The explanation of the origin of the song in question is really quite simple. The tune was written around 1855 by a man named William Steffe. The first recorded lyrics to the tune were called "Canaan's Happy Shore." [It was also known as "Brothers Will You Meet Me."] It was sung mainly as a hymn or "white spiritual." The tune became very popular in the U.S.

After John Brown's raid on Harper's Ferry, VA, in Oct. 1859, which he hoped would set off a slave insurrection, a soldier from Vermont named Thomas Bishop, in the pre-war U.S. army wrote a set of lyrics to the melody that began, "John Brown's body lies a-moulderin' in his grave..." It became a popular marching song for Union troops in the early years of the U.S. Civil War. Later, after John Brown had faded somewhat from the scene, another set of lyrics were sung by the Union soldiers to the same tune, substituting the name of Jefferson Davis, the President of the Confederate government. The opening line was, "We'll hang Jeff Davis from a sour apple tree." It reflected the attitude of many Union soldiers for whom Jeff Davis was the symbol of what they were fighting against. Southern [Confederate] troops soon retaliated by substituting "Abe Lincoln" for "Jeff Davis."

As an interesting sidelight, Irwin Silber (who has written a book about Civil War folk songs), claims that the original lyrics were not about John Brown, the abolitionist, but were in reference to a Scotsman of the same name who was a member of Bishop's 12th Massachusetts Regiment, and the lyrics were composed to poke some good-natured fun at the "runty, mild-mannered Scotsman" who shared the same name as the much more famous and fearsome abolitionist.
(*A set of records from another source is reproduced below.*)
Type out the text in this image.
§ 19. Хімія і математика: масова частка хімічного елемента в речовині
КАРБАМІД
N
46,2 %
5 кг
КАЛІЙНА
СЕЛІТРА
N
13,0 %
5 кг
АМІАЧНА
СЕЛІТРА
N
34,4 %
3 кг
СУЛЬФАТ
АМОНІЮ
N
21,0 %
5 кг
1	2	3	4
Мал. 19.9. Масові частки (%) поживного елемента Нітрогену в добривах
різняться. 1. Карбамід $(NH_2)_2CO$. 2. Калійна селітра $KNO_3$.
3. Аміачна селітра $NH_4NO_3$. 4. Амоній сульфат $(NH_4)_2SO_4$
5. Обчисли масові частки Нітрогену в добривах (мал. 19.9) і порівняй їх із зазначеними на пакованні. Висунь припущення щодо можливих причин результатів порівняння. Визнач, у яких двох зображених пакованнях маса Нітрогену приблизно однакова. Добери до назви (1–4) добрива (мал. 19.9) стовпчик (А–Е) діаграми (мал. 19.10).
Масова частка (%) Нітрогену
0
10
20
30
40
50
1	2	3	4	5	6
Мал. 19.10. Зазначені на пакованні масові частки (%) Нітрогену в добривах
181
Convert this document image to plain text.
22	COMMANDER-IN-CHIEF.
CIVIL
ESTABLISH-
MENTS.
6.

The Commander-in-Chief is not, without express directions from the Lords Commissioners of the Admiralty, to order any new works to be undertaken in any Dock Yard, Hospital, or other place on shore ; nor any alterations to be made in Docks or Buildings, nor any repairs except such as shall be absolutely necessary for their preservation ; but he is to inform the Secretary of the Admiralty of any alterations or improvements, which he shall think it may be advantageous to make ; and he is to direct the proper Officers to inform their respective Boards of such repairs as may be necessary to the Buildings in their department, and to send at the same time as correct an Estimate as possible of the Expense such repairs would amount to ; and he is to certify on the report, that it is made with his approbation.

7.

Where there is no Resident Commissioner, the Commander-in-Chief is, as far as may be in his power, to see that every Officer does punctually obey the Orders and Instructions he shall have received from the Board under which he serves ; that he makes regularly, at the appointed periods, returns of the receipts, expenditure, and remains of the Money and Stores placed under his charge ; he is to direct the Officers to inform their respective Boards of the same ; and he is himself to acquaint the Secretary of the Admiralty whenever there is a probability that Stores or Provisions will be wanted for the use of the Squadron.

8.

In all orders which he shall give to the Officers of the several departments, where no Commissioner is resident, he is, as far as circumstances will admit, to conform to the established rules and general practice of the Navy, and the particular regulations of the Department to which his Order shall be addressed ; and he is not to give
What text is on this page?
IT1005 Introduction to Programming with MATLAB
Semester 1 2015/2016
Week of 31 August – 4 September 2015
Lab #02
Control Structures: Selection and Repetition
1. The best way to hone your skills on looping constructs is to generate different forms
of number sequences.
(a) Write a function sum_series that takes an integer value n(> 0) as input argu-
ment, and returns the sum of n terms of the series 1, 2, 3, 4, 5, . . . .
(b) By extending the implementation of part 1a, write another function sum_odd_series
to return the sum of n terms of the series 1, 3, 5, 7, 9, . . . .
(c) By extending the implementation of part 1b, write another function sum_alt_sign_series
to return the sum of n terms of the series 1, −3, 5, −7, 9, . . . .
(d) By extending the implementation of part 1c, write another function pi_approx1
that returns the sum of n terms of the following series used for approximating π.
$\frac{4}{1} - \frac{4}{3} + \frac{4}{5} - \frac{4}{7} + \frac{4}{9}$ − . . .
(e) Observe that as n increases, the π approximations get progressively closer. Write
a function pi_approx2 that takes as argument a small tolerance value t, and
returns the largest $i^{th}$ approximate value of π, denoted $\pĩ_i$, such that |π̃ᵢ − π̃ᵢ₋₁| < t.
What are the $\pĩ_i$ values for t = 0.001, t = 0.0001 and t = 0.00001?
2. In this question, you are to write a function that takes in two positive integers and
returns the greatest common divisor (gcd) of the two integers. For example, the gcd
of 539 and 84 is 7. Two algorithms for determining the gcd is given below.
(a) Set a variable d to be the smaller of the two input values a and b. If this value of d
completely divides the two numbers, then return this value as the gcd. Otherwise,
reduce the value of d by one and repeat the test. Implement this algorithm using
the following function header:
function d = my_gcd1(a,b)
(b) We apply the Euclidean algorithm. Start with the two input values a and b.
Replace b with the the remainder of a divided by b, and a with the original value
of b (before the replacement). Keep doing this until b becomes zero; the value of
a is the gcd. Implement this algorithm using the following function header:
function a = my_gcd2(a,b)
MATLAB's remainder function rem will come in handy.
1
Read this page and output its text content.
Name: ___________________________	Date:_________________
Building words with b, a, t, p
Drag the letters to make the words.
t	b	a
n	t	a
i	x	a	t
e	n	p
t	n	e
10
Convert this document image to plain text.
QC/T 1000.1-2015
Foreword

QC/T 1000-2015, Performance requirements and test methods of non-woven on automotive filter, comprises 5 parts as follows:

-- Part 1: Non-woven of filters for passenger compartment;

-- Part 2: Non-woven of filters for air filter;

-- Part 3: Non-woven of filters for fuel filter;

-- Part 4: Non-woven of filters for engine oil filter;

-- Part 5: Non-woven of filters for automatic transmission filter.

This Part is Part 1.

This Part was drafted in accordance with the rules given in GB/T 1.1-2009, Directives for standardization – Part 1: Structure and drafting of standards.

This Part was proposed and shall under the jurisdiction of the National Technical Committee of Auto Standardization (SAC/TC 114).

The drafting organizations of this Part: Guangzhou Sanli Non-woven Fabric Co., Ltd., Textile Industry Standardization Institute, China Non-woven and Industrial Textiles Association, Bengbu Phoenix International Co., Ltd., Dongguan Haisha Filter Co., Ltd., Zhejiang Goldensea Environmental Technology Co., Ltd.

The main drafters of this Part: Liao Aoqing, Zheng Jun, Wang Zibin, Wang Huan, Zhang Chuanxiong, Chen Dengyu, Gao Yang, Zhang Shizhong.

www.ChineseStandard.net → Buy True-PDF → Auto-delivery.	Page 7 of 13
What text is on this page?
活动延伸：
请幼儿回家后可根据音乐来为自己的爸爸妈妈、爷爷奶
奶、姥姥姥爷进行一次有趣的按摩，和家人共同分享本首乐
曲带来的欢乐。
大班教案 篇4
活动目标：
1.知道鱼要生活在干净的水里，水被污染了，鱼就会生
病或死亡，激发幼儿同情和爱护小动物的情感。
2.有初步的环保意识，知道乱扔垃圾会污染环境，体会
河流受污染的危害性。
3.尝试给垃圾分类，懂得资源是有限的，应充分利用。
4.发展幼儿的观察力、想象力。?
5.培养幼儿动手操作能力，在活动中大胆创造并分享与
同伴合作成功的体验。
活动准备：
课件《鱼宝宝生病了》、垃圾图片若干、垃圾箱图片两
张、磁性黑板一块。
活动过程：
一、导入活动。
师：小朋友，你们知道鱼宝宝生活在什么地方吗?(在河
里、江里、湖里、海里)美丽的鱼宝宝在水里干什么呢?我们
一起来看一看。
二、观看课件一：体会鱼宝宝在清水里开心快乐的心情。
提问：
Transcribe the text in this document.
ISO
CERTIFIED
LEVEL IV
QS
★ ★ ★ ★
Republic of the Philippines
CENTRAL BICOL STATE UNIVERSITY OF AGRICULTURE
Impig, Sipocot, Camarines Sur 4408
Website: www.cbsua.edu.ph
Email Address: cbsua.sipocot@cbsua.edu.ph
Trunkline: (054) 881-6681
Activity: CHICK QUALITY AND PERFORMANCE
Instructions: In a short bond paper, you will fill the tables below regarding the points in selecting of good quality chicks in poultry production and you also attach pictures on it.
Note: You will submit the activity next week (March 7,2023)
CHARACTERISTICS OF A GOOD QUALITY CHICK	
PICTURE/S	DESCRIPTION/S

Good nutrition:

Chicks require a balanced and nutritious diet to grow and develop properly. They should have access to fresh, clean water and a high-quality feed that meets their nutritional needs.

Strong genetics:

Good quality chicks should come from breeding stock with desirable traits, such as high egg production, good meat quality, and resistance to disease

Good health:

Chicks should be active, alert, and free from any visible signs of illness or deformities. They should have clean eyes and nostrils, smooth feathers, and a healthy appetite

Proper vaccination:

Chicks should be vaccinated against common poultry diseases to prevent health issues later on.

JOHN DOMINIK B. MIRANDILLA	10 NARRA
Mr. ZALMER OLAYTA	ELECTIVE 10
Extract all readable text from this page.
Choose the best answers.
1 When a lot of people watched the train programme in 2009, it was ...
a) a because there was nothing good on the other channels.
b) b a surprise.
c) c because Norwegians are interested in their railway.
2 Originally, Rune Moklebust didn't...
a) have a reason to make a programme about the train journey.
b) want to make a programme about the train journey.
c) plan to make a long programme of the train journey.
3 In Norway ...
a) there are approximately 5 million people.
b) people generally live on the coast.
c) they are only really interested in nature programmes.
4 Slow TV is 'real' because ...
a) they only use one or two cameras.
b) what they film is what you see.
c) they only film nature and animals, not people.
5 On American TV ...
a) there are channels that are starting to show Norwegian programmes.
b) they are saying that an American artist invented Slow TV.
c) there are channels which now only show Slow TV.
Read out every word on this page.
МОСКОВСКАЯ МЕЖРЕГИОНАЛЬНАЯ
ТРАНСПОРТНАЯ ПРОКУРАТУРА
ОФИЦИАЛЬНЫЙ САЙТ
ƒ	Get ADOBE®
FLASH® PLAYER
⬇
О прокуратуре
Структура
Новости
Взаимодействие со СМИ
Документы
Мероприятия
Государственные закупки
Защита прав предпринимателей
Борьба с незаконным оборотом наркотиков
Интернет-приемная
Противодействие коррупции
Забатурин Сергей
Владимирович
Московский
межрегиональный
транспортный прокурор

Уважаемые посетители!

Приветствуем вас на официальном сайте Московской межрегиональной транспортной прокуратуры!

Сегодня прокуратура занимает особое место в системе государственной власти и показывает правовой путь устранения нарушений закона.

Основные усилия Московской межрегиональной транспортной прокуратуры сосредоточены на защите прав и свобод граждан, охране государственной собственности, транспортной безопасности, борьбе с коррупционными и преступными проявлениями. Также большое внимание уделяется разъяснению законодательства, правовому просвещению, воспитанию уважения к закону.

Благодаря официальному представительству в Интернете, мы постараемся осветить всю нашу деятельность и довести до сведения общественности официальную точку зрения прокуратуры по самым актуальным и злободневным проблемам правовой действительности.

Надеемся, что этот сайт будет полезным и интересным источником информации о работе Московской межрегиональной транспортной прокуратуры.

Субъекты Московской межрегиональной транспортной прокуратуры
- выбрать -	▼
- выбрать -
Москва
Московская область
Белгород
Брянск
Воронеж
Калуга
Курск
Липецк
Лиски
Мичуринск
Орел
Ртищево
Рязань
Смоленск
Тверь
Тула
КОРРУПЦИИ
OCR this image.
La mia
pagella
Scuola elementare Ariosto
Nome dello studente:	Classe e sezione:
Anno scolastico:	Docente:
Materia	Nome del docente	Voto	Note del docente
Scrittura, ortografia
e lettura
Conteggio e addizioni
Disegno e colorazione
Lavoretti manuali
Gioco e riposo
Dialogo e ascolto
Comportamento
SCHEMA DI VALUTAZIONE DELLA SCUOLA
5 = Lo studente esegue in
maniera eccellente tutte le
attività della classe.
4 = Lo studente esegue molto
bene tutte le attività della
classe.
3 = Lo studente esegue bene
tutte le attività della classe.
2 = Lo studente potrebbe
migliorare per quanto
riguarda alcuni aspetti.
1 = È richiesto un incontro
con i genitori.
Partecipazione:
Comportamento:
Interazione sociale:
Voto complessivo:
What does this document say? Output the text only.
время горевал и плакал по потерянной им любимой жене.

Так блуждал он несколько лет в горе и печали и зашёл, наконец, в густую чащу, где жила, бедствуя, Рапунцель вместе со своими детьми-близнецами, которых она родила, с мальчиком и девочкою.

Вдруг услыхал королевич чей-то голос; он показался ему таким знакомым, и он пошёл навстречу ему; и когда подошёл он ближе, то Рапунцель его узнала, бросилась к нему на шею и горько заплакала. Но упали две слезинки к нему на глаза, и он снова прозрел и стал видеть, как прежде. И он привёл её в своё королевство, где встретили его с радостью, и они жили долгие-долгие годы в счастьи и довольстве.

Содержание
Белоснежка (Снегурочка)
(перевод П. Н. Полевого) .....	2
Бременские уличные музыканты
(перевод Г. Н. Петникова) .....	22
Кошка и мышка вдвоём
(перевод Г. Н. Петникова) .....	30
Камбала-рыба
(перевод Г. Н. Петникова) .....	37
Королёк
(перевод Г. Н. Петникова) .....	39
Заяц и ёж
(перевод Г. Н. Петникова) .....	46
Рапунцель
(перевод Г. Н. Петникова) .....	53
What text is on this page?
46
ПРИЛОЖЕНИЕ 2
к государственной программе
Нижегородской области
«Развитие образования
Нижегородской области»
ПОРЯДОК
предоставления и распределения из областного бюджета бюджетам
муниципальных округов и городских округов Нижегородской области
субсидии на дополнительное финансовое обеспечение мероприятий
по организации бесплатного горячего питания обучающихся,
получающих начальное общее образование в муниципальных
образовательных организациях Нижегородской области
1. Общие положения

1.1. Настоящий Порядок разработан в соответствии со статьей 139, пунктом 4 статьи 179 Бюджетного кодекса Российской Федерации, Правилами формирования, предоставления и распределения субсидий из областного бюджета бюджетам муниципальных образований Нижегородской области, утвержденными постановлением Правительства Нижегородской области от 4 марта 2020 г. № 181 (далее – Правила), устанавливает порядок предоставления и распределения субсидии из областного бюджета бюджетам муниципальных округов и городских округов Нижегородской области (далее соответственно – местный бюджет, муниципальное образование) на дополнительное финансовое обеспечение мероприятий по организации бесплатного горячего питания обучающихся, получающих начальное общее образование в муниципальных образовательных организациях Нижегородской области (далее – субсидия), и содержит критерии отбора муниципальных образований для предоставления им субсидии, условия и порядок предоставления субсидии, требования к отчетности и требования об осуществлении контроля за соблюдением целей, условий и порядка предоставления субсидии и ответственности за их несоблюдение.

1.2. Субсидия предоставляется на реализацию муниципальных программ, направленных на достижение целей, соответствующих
Since the "runty Scotsman' was very much alive, and his body was not yet "moulderin" in his grave," the lyrics must have differed. At any rate the Scotsman would not have been familiar to soldiers in other army units, and most singers, I think it's safe to say, had in mind John Brown the abolitionist when singing the song.

Early in the war the 12th Massachusetts was stationed in Washington, DC, and a lady named Julia Ward Howe heard the song being sung during a review of troops. The tune made an impression on her and a companion at the review, a minister, mentioned that Julia should write some more inspiring words to the melody. Staying that night, Nov. 18, 1861, at the Willard Hotel in Washington, Ms Howe said later that she awoke during the night with the words of a song in mind. Worried that she might forget them if she waited until morning, she arose and wrote down the words that would become "The Battle Hymn of the Republic."